In Malta, a person who is in breach of tax laws (mainly VAT and Final Settlement System law) has to pay two penalties, an administrative penalty and a criminal penalty. The Strasbourg court is saying that this is not allowed.

Robert Attard, Partner, tax policy leader central & south east Europe at EY Malta, told The Sunday Times of Malta: “The ECHR judgment against Sweden suggests that a person who infringes VAT law cannot be subjected to two penalties for the same offence. Lucky Dev had infringed Swedish VAT law, and criminal proceedings had been instituted against her. After the criminal proceedings became final, tax proceedings were instituted against her too.

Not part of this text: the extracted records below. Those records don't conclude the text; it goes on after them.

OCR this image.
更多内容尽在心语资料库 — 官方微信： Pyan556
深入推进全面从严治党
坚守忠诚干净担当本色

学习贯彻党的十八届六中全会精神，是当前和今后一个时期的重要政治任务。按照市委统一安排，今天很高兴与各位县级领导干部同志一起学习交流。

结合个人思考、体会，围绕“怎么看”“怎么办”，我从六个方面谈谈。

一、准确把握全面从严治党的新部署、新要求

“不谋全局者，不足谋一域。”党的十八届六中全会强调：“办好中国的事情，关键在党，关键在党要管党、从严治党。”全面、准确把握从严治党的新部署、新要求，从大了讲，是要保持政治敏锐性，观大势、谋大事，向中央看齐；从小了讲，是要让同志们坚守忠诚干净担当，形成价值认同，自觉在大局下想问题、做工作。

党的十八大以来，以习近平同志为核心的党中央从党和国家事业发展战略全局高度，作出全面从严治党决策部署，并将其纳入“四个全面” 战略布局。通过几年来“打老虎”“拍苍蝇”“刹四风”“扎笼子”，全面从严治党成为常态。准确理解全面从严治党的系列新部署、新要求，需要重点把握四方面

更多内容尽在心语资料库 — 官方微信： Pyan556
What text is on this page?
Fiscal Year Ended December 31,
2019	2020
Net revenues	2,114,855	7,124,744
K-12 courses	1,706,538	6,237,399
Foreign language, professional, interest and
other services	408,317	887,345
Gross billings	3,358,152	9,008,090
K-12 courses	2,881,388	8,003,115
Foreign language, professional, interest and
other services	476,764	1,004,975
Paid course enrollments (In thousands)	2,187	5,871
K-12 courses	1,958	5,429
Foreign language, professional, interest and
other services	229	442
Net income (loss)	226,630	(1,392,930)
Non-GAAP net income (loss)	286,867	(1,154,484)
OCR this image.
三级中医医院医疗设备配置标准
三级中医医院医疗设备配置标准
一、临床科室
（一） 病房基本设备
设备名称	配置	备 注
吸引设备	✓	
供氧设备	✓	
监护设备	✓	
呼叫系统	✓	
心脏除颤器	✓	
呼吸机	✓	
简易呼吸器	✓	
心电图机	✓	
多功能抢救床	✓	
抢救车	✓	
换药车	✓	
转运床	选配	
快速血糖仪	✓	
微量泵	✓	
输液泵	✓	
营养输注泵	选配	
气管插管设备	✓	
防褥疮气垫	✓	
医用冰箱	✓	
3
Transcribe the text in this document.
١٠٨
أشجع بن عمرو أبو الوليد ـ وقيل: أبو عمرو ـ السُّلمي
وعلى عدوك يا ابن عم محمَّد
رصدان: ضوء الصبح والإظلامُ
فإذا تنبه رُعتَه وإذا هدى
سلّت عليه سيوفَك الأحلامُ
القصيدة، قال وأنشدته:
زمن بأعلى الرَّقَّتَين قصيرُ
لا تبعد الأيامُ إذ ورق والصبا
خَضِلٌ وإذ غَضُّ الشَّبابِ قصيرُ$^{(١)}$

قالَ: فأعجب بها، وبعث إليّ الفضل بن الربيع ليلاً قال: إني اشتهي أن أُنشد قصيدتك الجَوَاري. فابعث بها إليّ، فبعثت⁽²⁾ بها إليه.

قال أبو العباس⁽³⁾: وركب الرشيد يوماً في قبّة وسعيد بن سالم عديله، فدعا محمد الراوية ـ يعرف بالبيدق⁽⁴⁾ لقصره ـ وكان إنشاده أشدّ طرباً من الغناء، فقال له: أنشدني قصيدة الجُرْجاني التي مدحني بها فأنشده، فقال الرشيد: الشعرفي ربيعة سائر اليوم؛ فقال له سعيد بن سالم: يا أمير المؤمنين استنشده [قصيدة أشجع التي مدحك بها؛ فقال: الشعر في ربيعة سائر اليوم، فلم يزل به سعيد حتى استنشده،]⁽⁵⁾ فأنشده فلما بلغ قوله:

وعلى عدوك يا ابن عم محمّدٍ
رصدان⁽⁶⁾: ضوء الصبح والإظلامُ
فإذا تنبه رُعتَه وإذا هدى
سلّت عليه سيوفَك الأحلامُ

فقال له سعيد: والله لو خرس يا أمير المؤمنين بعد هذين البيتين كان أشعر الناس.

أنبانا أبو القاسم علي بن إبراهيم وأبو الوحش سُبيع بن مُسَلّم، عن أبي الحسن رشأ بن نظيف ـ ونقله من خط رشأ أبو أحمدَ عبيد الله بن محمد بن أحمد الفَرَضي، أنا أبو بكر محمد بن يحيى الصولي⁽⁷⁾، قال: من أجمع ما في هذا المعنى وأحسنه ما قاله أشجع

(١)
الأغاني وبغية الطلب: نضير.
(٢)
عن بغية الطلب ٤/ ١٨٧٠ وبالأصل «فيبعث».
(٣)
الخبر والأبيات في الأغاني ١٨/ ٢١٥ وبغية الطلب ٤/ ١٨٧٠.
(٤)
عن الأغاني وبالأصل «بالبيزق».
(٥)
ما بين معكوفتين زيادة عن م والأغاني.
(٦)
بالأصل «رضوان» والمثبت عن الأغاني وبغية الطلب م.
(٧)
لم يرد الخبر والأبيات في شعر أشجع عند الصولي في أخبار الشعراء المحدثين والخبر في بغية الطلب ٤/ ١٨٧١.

The tax proceedings would have resulted in liability to pay a tax surcharge (a tax penalty). The ECHR held that such a situation is not allowed. Lucky Dev should not have been subjected to the tax proceedings, over and above the criminal ­proceedings.”

In its judgment, the ECHR said the applicant’s indictment for a tax offence and the tax surcharges imposed on her were examined by different authorities and courts without the proceedings being connected.

“Both sets of proceedings followed their own separate course and they became final at different times. Moreover, the Supreme Administrative Court did not take into account the fact that the applicant had been acquitted of the tax offence when it refused leave to appeal and thereby made the imposition of tax surcharges final.

“Thus, in accordance with the Swedish system as it stood at the relevant time, the applicant’s conduct as well as her criminal guilt under the Tax Offences Act and her liability to pay tax surcharges under the relevant tax legislation were determined in proceedings that were wholly independent of each other. It cannot be said that there was a close connection, in substance and in time, between the criminal proceedings and the tax proceedings,” the court said.

The court said that the case concerns two parallel and separate sets of proceedings of which the tax proceedings started on June 1, 2004, and were finalised on October 20, 2009, and the criminal proceedings were initiated on August 5, 2005, and became final on January 8, 2009.

“The two proceedings were thus pending concurrently for almost three and a half years. This duplication of proceedings did not involve a breach of Article 4 of Protocol No. 7. However, the tax proceedings were not terminated and the tax surcharges were not quashed after the criminal proceedings had become final but continued for a further nine and a half months until October 20, 2009.

“Therefore, the applicant was tried ‘again’ for an offence for which she had already been finally acquitted.”

The court ruled that for these reasons, there had been a violation of Article 4 of Protocol No. 7 to the Convention, which states: “No one shall be liable to be tried or punished again in ­criminal proceedings under the jurisdiction of the same State for an offence for which he has already been finally acquitted.”